“Would you think Verna was much older than I?” said Matilda, turning to the lawyer. “She thinks I ought to do everything she tells me; but when once a woman has been married, nobody has a right to tell her what to do except her husband. Don’t you think so? One always knows one’s own affairs best.”

“It is common to say so,” said the lawyer; “but for my part, I think we are all most clever in managing our neighbours’ affairs.”

This speech puzzled Matilda, who was silent for a moment. The party was so small, and the others talked so little, that these brilliant remarks were heard by everybody, except, perhaps, the questions about Fanshawe, which she had had the grace to make in a somewhat lower tone. Even Verna was so paralyzed by the whole proceeding, and by her sister’s unparalleled audacity, that she had entirely lost her conversational powers. She plucked up a little courage now, and made an effort to regain the lead which she had lost.

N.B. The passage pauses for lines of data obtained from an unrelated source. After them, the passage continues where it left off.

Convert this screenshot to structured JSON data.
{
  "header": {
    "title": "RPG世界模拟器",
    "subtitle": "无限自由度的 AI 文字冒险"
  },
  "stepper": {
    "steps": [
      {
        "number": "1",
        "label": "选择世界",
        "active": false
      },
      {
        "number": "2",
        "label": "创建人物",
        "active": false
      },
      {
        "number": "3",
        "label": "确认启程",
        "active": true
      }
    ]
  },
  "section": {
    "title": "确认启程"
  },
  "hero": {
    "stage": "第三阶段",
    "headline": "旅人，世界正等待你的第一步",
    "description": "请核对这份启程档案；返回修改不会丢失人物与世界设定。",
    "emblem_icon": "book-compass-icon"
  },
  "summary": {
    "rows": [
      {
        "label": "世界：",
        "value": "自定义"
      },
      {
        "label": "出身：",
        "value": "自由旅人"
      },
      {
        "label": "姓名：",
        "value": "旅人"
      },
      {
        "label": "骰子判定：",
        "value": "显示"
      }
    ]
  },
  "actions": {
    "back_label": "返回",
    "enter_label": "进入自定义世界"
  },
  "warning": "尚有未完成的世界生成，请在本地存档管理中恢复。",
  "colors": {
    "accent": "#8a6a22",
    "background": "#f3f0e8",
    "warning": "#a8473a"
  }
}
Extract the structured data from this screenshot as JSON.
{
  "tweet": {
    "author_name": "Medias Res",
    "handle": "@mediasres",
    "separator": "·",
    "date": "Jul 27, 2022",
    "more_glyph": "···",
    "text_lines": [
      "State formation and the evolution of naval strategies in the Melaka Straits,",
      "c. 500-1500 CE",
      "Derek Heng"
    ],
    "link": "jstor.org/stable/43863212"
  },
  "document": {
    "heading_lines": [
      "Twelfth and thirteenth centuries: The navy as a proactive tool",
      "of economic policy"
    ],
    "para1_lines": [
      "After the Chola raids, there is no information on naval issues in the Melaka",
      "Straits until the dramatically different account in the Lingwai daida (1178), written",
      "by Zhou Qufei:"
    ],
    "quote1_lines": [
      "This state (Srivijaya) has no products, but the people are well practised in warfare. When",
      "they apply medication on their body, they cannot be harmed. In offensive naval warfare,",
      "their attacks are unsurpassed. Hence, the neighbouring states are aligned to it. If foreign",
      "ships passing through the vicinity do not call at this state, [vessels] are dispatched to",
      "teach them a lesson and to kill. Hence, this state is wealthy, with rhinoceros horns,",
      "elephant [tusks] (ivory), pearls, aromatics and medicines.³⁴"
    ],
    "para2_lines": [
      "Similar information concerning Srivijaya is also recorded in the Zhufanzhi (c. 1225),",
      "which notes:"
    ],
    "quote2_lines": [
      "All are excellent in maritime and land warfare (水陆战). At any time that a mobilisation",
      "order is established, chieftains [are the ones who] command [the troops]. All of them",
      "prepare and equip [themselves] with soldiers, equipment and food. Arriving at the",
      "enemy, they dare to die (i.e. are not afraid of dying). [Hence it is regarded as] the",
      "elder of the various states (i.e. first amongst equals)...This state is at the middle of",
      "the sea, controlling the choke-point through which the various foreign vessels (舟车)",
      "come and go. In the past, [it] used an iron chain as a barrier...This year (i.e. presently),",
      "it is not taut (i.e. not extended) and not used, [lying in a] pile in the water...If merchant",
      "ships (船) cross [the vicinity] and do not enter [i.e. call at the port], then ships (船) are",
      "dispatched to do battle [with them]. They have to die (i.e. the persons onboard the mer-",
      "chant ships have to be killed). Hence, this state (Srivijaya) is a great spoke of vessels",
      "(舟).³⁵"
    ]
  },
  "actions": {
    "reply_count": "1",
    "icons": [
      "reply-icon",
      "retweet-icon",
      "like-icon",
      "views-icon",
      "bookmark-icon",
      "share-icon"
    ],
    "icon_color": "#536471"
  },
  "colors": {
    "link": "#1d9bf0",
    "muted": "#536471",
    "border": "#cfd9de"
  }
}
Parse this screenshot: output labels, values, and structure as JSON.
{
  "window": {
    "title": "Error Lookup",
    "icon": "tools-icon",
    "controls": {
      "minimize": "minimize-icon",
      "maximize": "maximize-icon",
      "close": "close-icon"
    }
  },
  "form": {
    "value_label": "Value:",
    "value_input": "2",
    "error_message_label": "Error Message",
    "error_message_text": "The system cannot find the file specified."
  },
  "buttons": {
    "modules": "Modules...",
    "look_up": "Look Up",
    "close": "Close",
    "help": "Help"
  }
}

“It is such a loss to go to India so young as we did,” she said; “we make no acquaintance with our own country. Our ways are all Indian. We are as bad as the Americans for asking questions. The reason is that we are always meeting new people in India. We should not know anything about them if we did not ask.”

This speech raised Verna very much in the lawyer’s opinion. It was clever, he thought, and good-natured, shielding the fool of a sister.

“I am sure you will be able to be of great service to Mrs. Heriot,” he said, in an undertone. “Your good sense will show what is best. It may be a difficult business, and your brother-in-law’s will is not worth a snuff if the family choose to oppose it. So she must not try their patience, you see, for old Charles Heriot, though very pleasant in his manner, is an old Turk when he’s opposed. There is no saying what he might do,” said Mr. Smeaton, enjoying the slander which he was uttering within hearing almost of the person assailed, “if his blood was up; and if your sister was to show any—well, incivility is a hard word, but you know what I mean—to Miss Marjory, Charles Heriot would take fire. You must advise her, Miss Bassett; you must advise her. Hoolie and fairly, as we say in Scotland, or as the Italians have it, Chi va piano va sano.” These words Mr. Smeaton pronounced as if they were broad Scotch; but Verna did not understand them, so it made little difference to her. And he added, “Everything here is long established, and hard to root up. You’ll have to make your changes with great discretion, and take time to them. Everything will be made more difficult for you if auld Charles Heriot should take fire at any little affront, and flare up.”

“Oh, thank you, thank you a thousand times for your advice!” cried Verna. “It is exactly my own opinion, and what I have said to her over and over. But I did not know Mr. Charles Heriot was so hot-tempered; he looks mild enough.”

“The very deevil—if you’ll excuse the word,” said Mr. Smeaton, “when his blood’s up.”

Perhaps Verna was the only one who was sorry when that dinner was over. She was anxious for advice, and to be thus fortified seemed to her of the greatest importance; and she received with religious faith those valuable hints about Mr. Charles Heriot’s temper, among other things. When the ladies left the table, she tried hard to persuade Matilda to go to her room, under pretext of fatigue; but the young widow was obdurate.

“I want to see the house,” she said, making her way, sweeping and rustling in her crape, to the drawing-room. Marjory followed, still with very little feeling of what had happened. But even Marjory was conscious of some painful feeling when she saw her sister-in-law laid luxuriously upon the little sofa in the bow-window, which was her own particular seat.